In der Herzkammer der europäischen Demokratie: 10. Klassen besuchen das EU-Parlament in Straßburg

Ein Besuch im Europäischen Parlament in Straßburg verschaffte zwei 10. Klassen des Einstein-Gymnasiums einen Blick ins Innenleben einer der zentralen Institutionen der Europäischen Union und in die Herzkammer der europäischen Demokratie. Da vergangene Woche Sitzungsbetrieb in Straßburg herrschte, war das komplexe Parlamentsgebäude voller Leben: Zahllose Abgeordnete, Mitarbeiter:innen, Pressevertreter:innen und dazwischen viele Besucher:innen(-gruppen) tummelten sich im Labyrinth aus Gängen und Räumlichkeiten. Eindruck hinterließ bei vielen Schüler:innen bereits der Eingang durch den 60 Meter hohen Turm aus Glas und Sandstein mit seinem Innenhof und der besonderen offenen Bauweise, die das europäische Projekt symbolisch als ständig im Aufbau begriffen zeigt.

In einem der Konferenzräume im Parlamentsflügel führte der Koordinator des Besucherdienstes Axel Heyer die „Einsteiner“ in die Arbeit und Funktionsweise des Parlaments ein. Er sei sich der Bedeutung von Besucher:innen sehr bewusst: „Für viele von euch ist dieser Besuch im Europäischen Parlament der erste – und wird der letzte bleiben.“ Das Wissen um den Stellenwert des Parlaments im europäischen Institutionengefüge lässt leider nach wie vor zu wünschen übrig. Axel Heyer ging daher auf verschiedene zentrale Merkmale des EU-Parlaments und seiner Arbeit ein, gerade auch auf die Unterschiede zum auf nationaler Ebene gewöhnlichen Gegensatz von Regierung und Opposition. Er thematisierte die besondere Zusammensetzung und Sitzordnung der Fraktionen im Europäischen Parlament und sprach über wichtige Persönlichkeiten des Parlaments wie seine maltesische Präsidentin Roberta Metsola.

Nach einer kurzen Zwischenstation in einem weiteren Konferenzraum konnten die Schüler:innen schließlich den Weg zum Plenarsaal einschlagen und dort auf den Tribünen die gelebte Demokratie im Parlament beobachten: Wie Axel Heyer bereits vor Augen geführt hatte, war die Anwesenheit weniger Abgeordneter nicht ein Zeichen von Ignoranz oder Faulheit, sondern der Tatsache geschuldet, dass das EU-Parlament ein Arbeitsparlament ist: Nur diejenigen Abgeordneten sprechen bzw. sitzen im Plenum bei einem Tagesordnungspunkt, die als Expertinnen und Experten für eine Thematik vorgesehen sind. Ansonsten findet die wesentliche Arbeit der Abgeordneten in ihren Büros und vor allem in Fachausschüssen statt. Spezialisierung und Arbeitsteilung sind bei der Komplexität der zu regelnden Gegenstände unabdingbar, nur bei Abstimmungen oder sonstigen besonderen Anlässen finden sich tatsächlich die mehr als 700 Abgeordneten im Plenarsaal zeitgleich ein.

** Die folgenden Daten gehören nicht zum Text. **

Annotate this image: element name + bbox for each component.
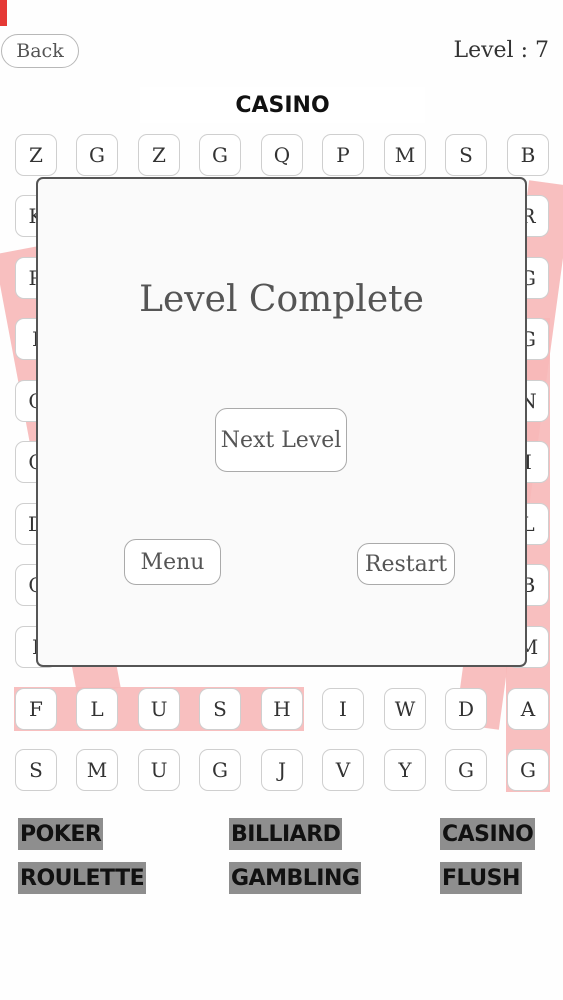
grid-cell[interactable]: J bbox=[261, 749, 303, 791]
grid-cell[interactable]: D bbox=[445, 688, 487, 730]
game-screen: Back Level : 7 CASINO ZGZGQPMSBKRRGIGCNC… bbox=[0, 0, 563, 1000]
grid-cell[interactable]: P bbox=[322, 134, 364, 176]
grid-cell[interactable]: G bbox=[199, 749, 241, 791]
dialog-title: Level Complete bbox=[139, 279, 424, 320]
grid-cell[interactable]: Z bbox=[15, 134, 57, 176]
grid-cell[interactable]: G bbox=[199, 134, 241, 176]
found-word: POKER bbox=[18, 818, 104, 850]
next-level-button[interactable]: Next Level bbox=[215, 408, 347, 472]
grid-cell[interactable]: M bbox=[384, 134, 426, 176]
found-word: GAMBLING bbox=[229, 862, 362, 894]
grid-cell[interactable]: M bbox=[76, 749, 118, 791]
level-complete-dialog: Level Complete Next Level Menu Restart bbox=[36, 177, 527, 667]
grid-cell[interactable]: V bbox=[322, 749, 364, 791]
grid-cell[interactable]: G bbox=[445, 749, 487, 791]
grid-cell[interactable]: Q bbox=[261, 134, 303, 176]
grid-cell[interactable]: Z bbox=[138, 134, 180, 176]
grid-cell[interactable]: U bbox=[138, 749, 180, 791]
grid-cell[interactable]: W bbox=[384, 688, 426, 730]
grid-cell[interactable]: L bbox=[76, 688, 118, 730]
grid-cell[interactable]: B bbox=[507, 134, 549, 176]
grid-cell[interactable]: I bbox=[322, 688, 364, 730]
grid-cell[interactable]: G bbox=[507, 749, 549, 791]
grid-cell[interactable]: Y bbox=[384, 749, 426, 791]
restart-button[interactable]: Restart bbox=[357, 543, 455, 585]
grid-cell[interactable]: A bbox=[507, 688, 549, 730]
grid-cell[interactable]: U bbox=[138, 688, 180, 730]
grid-cell[interactable]: S bbox=[199, 688, 241, 730]
grid-cell[interactable]: H bbox=[261, 688, 303, 730]
grid-cell[interactable]: G bbox=[76, 134, 118, 176]
found-word: FLUSH bbox=[440, 862, 522, 894]
grid-cell[interactable]: S bbox=[15, 749, 57, 791]
grid-cell[interactable]: S bbox=[445, 134, 487, 176]
found-word: CASINO bbox=[440, 818, 536, 850]
found-word: BILLIARD bbox=[229, 818, 343, 850]
grid-cell[interactable]: F bbox=[15, 688, 57, 730]
menu-button[interactable]: Menu bbox=[124, 539, 221, 585]
found-word: ROULETTE bbox=[18, 862, 147, 894]
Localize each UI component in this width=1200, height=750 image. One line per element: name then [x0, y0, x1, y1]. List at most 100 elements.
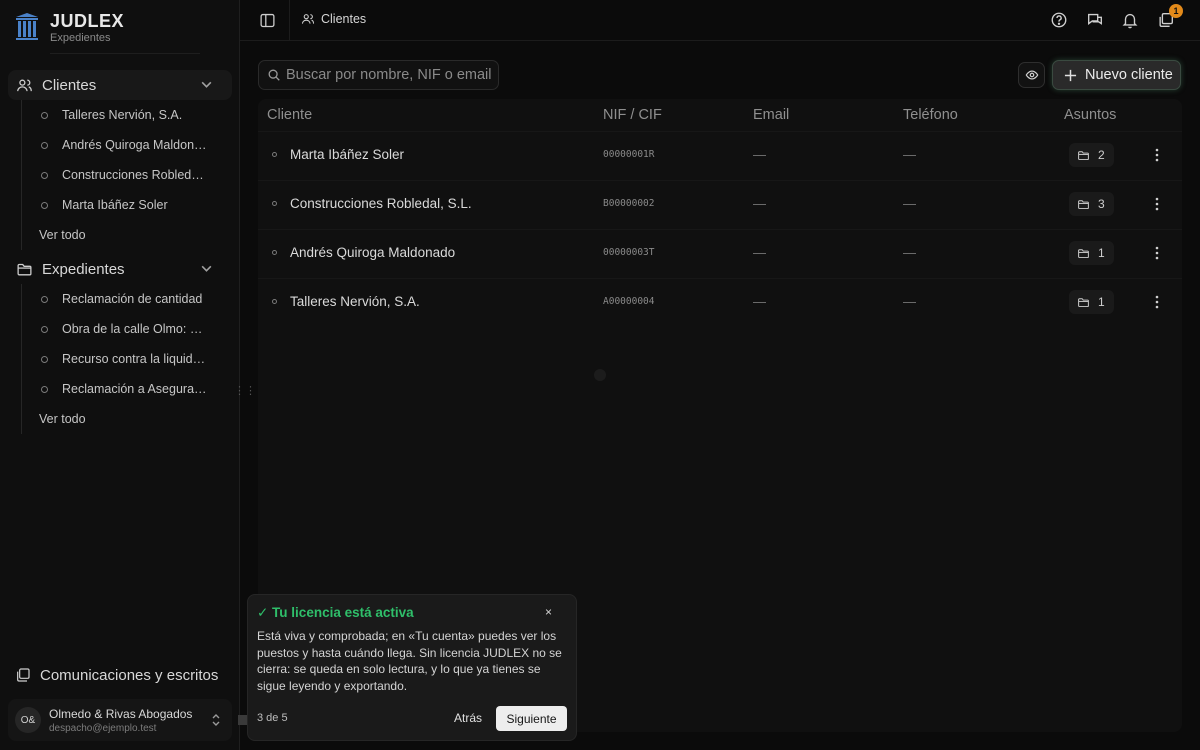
bullet-icon: [41, 171, 48, 179]
client-name: Construcciones Robledal, S.L.: [290, 196, 472, 211]
nif-cell: A00000004: [603, 296, 655, 307]
cases-count-button[interactable]: 1: [1069, 241, 1114, 265]
sidebar-client-label: Andrés Quiroga Maldonado: [62, 138, 208, 152]
bullet-icon: [41, 355, 48, 363]
client-name-cell[interactable]: Talleres Nervión, S.A.: [272, 294, 420, 309]
bullet-icon: [41, 111, 48, 119]
phone-cell: —: [903, 294, 916, 309]
client-name-cell[interactable]: Andrés Quiroga Maldonado: [272, 245, 455, 260]
nav-group-expedientes-label: Expedientes: [42, 260, 125, 278]
column-header-cases[interactable]: Asuntos: [1064, 107, 1116, 123]
close-icon[interactable]: ×: [545, 605, 552, 619]
bullet-icon: [272, 250, 277, 255]
new-client-label: Nuevo cliente: [1085, 67, 1173, 83]
client-name-cell[interactable]: Marta Ibáñez Soler: [272, 147, 404, 162]
client-name: Marta Ibáñez Soler: [290, 147, 405, 162]
sidebar-case-label: Obra de la calle Olmo: vicios: [62, 322, 208, 336]
chevrons-up-down-icon: [212, 714, 220, 726]
sidebar-client-item[interactable]: Andrés Quiroga Maldonado: [22, 130, 221, 160]
tour-step-counter: 3 de 5: [257, 712, 288, 724]
table-row[interactable]: Construcciones Robledal, S.L. B00000002 …: [258, 180, 1182, 229]
topbar-divider: [289, 0, 290, 41]
sidebar-client-item[interactable]: Construcciones Robledal, S.L.: [22, 160, 221, 190]
clients-subnav: Talleres Nervión, S.A. Andrés Quiroga Ma…: [21, 100, 221, 250]
loading-indicator: [594, 369, 606, 381]
brand-name: JUDLEX: [50, 11, 125, 31]
search-input[interactable]: [286, 67, 491, 83]
nav-group-clientes[interactable]: Clientes: [8, 70, 232, 100]
nav-communications[interactable]: Comunicaciones y escritos: [8, 661, 232, 689]
sidebar-case-item[interactable]: Obra de la calle Olmo: vicios: [22, 314, 221, 344]
nav-group-clientes-label: Clientes: [42, 76, 97, 94]
cases-count: 1: [1098, 295, 1105, 309]
bullet-icon: [41, 325, 48, 333]
sidebar-resize-handle[interactable]: ⋮⋮: [234, 386, 256, 402]
more-vertical-icon[interactable]: [1152, 294, 1162, 310]
folder-icon: [1078, 248, 1089, 258]
breadcrumb: Clientes: [301, 12, 366, 26]
column-header-nif[interactable]: NIF / CIF: [603, 107, 662, 123]
bullet-icon: [272, 299, 277, 304]
bullet-icon: [41, 201, 48, 209]
more-vertical-icon[interactable]: [1152, 245, 1162, 261]
tour-body: Está viva y comprobada; en «Tu cuenta» p…: [257, 629, 562, 693]
bell-icon[interactable]: [1121, 11, 1139, 29]
email-cell: —: [753, 294, 766, 309]
cases-subnav: Reclamación de cantidad Obra de la calle…: [21, 284, 221, 434]
email-cell: —: [753, 147, 766, 162]
brand-divider: [50, 53, 200, 54]
help-icon[interactable]: [1050, 11, 1068, 29]
column-header-email[interactable]: Email: [753, 107, 789, 123]
sidebar-case-label: Recurso contra la liquidación: [62, 352, 208, 366]
sidebar-client-label: Marta Ibáñez Soler: [62, 198, 168, 212]
client-name-cell[interactable]: Construcciones Robledal, S.L.: [272, 196, 472, 211]
phone-cell: —: [903, 196, 916, 211]
toggle-visibility-button[interactable]: [1018, 62, 1045, 88]
column-header-client[interactable]: Cliente: [267, 107, 312, 123]
account-switcher[interactable]: O& Olmedo & Rivas Abogados despacho@ejem…: [8, 699, 232, 741]
more-vertical-icon[interactable]: [1152, 147, 1162, 163]
sidebar: JUDLEX Expedientes Clientes Talleres Ner…: [0, 0, 240, 750]
table-row[interactable]: Talleres Nervión, S.A. A00000004 — — 1: [258, 278, 1182, 327]
folder-icon: [1078, 297, 1089, 307]
chevron-down-icon[interactable]: [200, 262, 213, 275]
messages-icon[interactable]: [1086, 11, 1104, 29]
sidebar-client-label: Construcciones Robledal, S.L.: [62, 168, 208, 182]
cases-count-button[interactable]: 1: [1069, 290, 1114, 314]
sidebar-case-item[interactable]: Recurso contra la liquidación: [22, 344, 221, 374]
nav-group-expedientes[interactable]: Expedientes: [8, 254, 232, 284]
email-cell: —: [753, 196, 766, 211]
table-header: Cliente NIF / CIF Email Teléfono Asuntos: [258, 99, 1182, 131]
notification-badge: 1: [1169, 4, 1183, 18]
cases-count: 2: [1098, 148, 1105, 162]
tour-back-button[interactable]: Atrás: [454, 711, 482, 725]
nif-cell: 00000003T: [603, 247, 655, 258]
sidebar-toggle-icon[interactable]: [259, 12, 276, 29]
table-row[interactable]: Andrés Quiroga Maldonado 00000003T — — 1: [258, 229, 1182, 278]
breadcrumb-current: Clientes: [321, 12, 367, 26]
client-name: Talleres Nervión, S.A.: [290, 294, 420, 309]
account-email: despacho@ejemplo.test: [49, 722, 157, 734]
table-row[interactable]: Marta Ibáñez Soler 00000001R — — 2: [258, 131, 1182, 180]
bullet-icon: [41, 295, 48, 303]
tour-next-button[interactable]: Siguiente: [496, 706, 567, 731]
cases-see-all-link[interactable]: Ver todo: [22, 404, 221, 434]
topbar: Clientes 1: [240, 0, 1200, 41]
bullet-icon: [272, 152, 277, 157]
sidebar-client-item[interactable]: Talleres Nervión, S.A.: [22, 100, 221, 130]
avatar: O&: [15, 707, 41, 733]
plus-icon: [1064, 69, 1077, 81]
sidebar-case-item[interactable]: Reclamación a Aseguradora: [22, 374, 221, 404]
sidebar-case-item[interactable]: Reclamación de cantidad: [22, 284, 221, 314]
bullet-icon: [41, 141, 48, 149]
cases-count-button[interactable]: 2: [1069, 143, 1114, 167]
more-vertical-icon[interactable]: [1152, 196, 1162, 212]
new-client-button[interactable]: Nuevo cliente: [1052, 60, 1181, 90]
chevron-down-icon[interactable]: [200, 78, 213, 91]
cases-count-button[interactable]: 3: [1069, 192, 1114, 216]
column-header-phone[interactable]: Teléfono: [903, 107, 958, 123]
brand[interactable]: JUDLEX Expedientes: [14, 12, 124, 44]
phone-cell: —: [903, 147, 916, 162]
clients-see-all-link[interactable]: Ver todo: [22, 220, 221, 250]
sidebar-client-item[interactable]: Marta Ibáñez Soler: [22, 190, 221, 220]
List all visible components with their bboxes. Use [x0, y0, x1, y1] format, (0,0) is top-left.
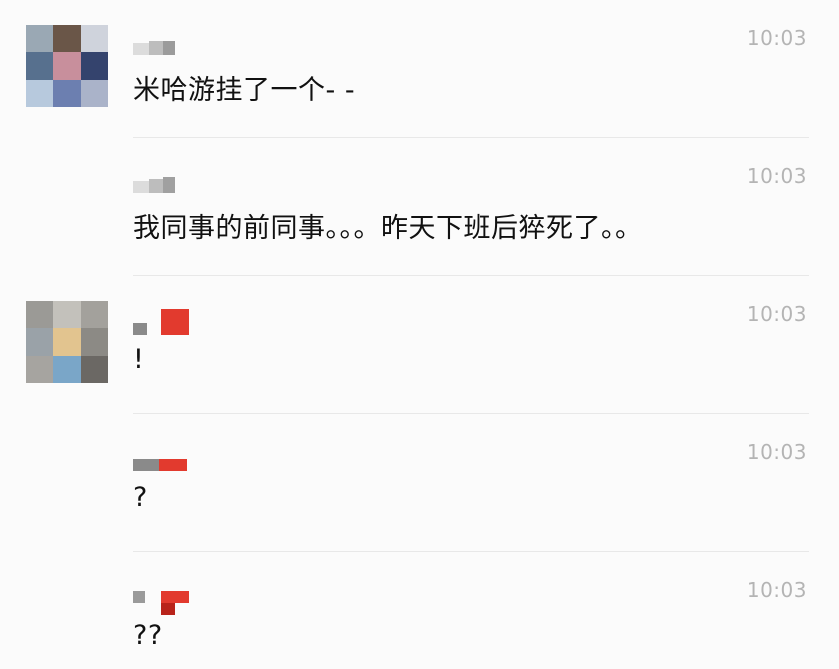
sender-name-pixelated [133, 587, 213, 615]
message-item[interactable]: 10:03 我同事的前同事。。。昨天下班后猝死了。。 [0, 138, 839, 276]
sender-name-pixelated [133, 449, 213, 471]
sender-name-pixelated [133, 309, 213, 335]
message-timestamp: 10:03 [746, 26, 807, 50]
chat-message-list: 10:03 米哈游挂了一个- - 10:03 我同事的前同事。。。昨天下班后猝死… [0, 0, 839, 669]
message-item[interactable]: 10:03 ? [0, 414, 839, 552]
message-timestamp: 10:03 [746, 440, 807, 464]
message-text: 我同事的前同事。。。昨天下班后猝死了。。 [133, 213, 643, 244]
message-item[interactable]: 10:03 ?? [0, 552, 839, 669]
message-item[interactable]: 10:03 米哈游挂了一个- - [0, 0, 839, 138]
message-timestamp: 10:03 [746, 578, 807, 602]
sender-name-pixelated [133, 35, 213, 57]
sender-avatar[interactable] [26, 25, 108, 107]
message-text: ? [133, 482, 148, 513]
message-timestamp: 10:03 [746, 302, 807, 326]
sender-avatar[interactable] [26, 301, 108, 383]
message-text: ?? [133, 620, 163, 651]
message-text: ! [133, 344, 145, 375]
message-timestamp: 10:03 [746, 164, 807, 188]
message-text: 米哈游挂了一个- - [133, 75, 356, 106]
sender-name-pixelated [133, 173, 213, 195]
message-item[interactable]: 10:03 ! [0, 276, 839, 414]
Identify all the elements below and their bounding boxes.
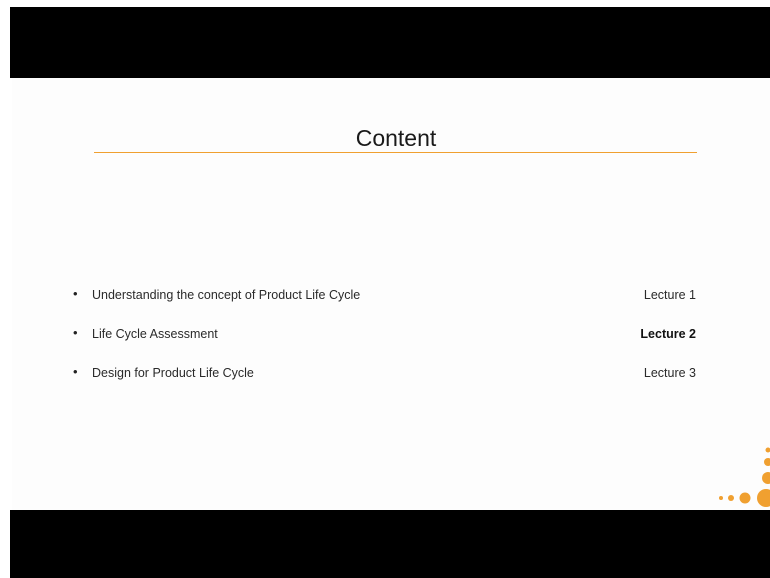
- list-item: • Life Cycle Assessment Lecture 2: [0, 324, 770, 344]
- letterbox-bottom: [10, 510, 770, 578]
- title-underline: [94, 152, 697, 153]
- list-item-text: Design for Product Life Cycle: [92, 366, 254, 380]
- bullet-icon: •: [73, 364, 78, 379]
- bullet-icon: •: [73, 325, 78, 340]
- list-item: • Understanding the concept of Product L…: [0, 285, 770, 305]
- lecture-label: Lecture 3: [643, 366, 696, 380]
- list-item-text: Understanding the concept of Product Lif…: [92, 288, 361, 302]
- lecture-label: Lecture 1: [643, 288, 696, 302]
- list-item: • Design for Product Life Cycle Lecture …: [0, 363, 770, 383]
- letterbox-top: [10, 7, 770, 78]
- bullet-icon: •: [73, 286, 78, 301]
- video-frame: Content • Understanding the concept of P…: [0, 0, 770, 578]
- list-item-text: Life Cycle Assessment: [92, 327, 218, 341]
- lecture-label-current: Lecture 2: [640, 327, 696, 341]
- slide-title: Content: [355, 125, 437, 151]
- orange-dots-icon: [714, 440, 770, 510]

Die Schüler:innen konnten sich unterstützt von Kopfhörern von der von Axel Heyer angesprochenen Übersetzungsleistung der Dolmetscher:innen überzeugen: Im Minutentakt traten Abgeordnete verschiedenster EU-Mitgliedsstaaten vors Rednerpult und wurden in alle 24 Amtssprachen der EU in Sekundenschnelle übersetzt. Politisch hochaktuell und spannend waren dabei die Beiträge der Redner:innen: Als Folge der hochkontroversen Entscheidung des amerikanischen Supreme Courts, das zentralstaatliche Abtreibungsrecht zu kippen, debattierte das EU-Parlament über das Abtreibungsrecht von Frauen in Europa. Verschiedene Abgeordnete forderten, dass das Recht auf Abtreibung in die Charta der Grundrechte der Europäischen Union aufgenommen werden solle. Vertreter:innen konservativer Parteien und rechtsgerichteter Fraktionen sprachen sich dagegen aus und ernteten durch teilweise skurrile Beiträge Nachfragen aus dem Plenum. Geleitet wurde die Sitzung des Parlaments von der deutschen Abgeordneten Katarina Barley, die Vizepräsidentin des Parlaments ist. Organisiert und begleitet wurde die Fahrt am „Einstein“ von GK-Lehrerin Theresa Kost.